US stock futures rose on Friday as investors anticipated a market rebound following a significant decline amid ongoing trade tensions and easing government shutdown fears.
S&P 500 experiences sharp decline
The S&P 500 has seen a rapid 10% decline from its record high on February 19, transitioning into correction territory, resulting in a loss of around $5.28 trillion in market value in approximately three weeks. The index’s market cap decreased from $52.06 trillion to $46.78 trillion, according to FactSet.
This decline coincides with President Donald Trump’s escalating trade war with major trading partners, where tariff announcements have significantly influenced market movements. Signs of slowing economic growth, reflected in weak consumer sentiment surveys and cautious forecasts from retailers like Walmart, have also contributed to investor anxiety.
“Our interactions with clients indicate that the mood music is changing. While many see recession talk as premature, concerns about erratic policy from the new administration abound, with the ‘uncertainty tax’ hitting growth expectations,” stated Barclays strategist Emmanuel Cau.
Furthermore, a downsizing of the growth trade connected to artificial intelligence has played a role in the S&P 500 decline. Notably, Nvidia has fallen 17% since November 19, and the Roundhill Magnificent Seven ETF (MAGS) has decreased by 19%. The S&P 500 currently trades at 24.1 times its trailing 12-month earnings, significantly above its historical average.
S&P 500 dips 0.8% below key level and Dow slides on trade uncertainty
Market futures show signs of recovery
S&P 500 futures rose approximately 0.9% after the index closed in correction territory on Thursday. The tech-heavy Nasdaq 100 futures jumped 1.1%, while the Dow Jones Industrial Average futures increased by around 0.6%.
Despite the rough week, a positive development emerged as Senate Democratic leader Chuck Schumer withdrew a threat to block a funding bill intended to prevent an impending government shutdown. In parallel, gold prices surged above $3,000 an ounce for the first time, driven by concerns regarding the economic fallout from Trump’s tariff impositions. Trump asserted he does not intend to “bend at all” in the ongoing tariff disputes.

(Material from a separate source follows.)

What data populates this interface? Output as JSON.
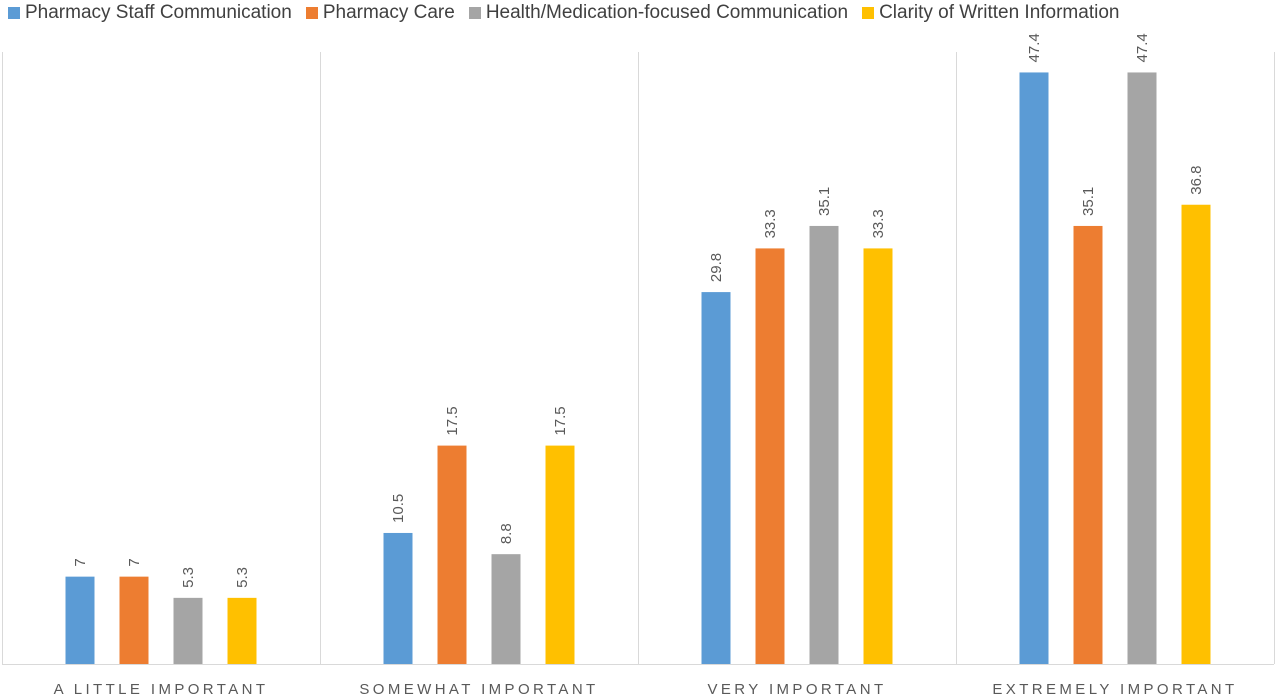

Investor sentiment appeared to shift, as indications showed a reduction in signs of economic strain, following data revealing inflation rates aligning with Federal Reserve expectations. However, this data could still give policymakers reasons to exercise caution.
In further financial trends, Bank of America reported the largest weekly outflow from stock funds this year, totaling $2.8 billion, signaling a deterioration in market sentiment. U.S. government bond funds saw an inflow of $6.4 billion, the largest since August, reflecting a “risk-off” approach by investors.
While stock funds faced outflows, there was an influx of $5 billion into European equities, suggesting a reallocation of investment strategies. Meanwhile, Chinese stocks saw a surge, with the CSI 300 index reaching its highest level since mid-December on growing optimism for governmental policy support aimed at boosting consumer spending.
The recent market volatility surrounding tariffs and economic conditions has influenced global investor behavior, pushing some towards Chinese equities which remain significantly undervalued compared to their 2021 highs.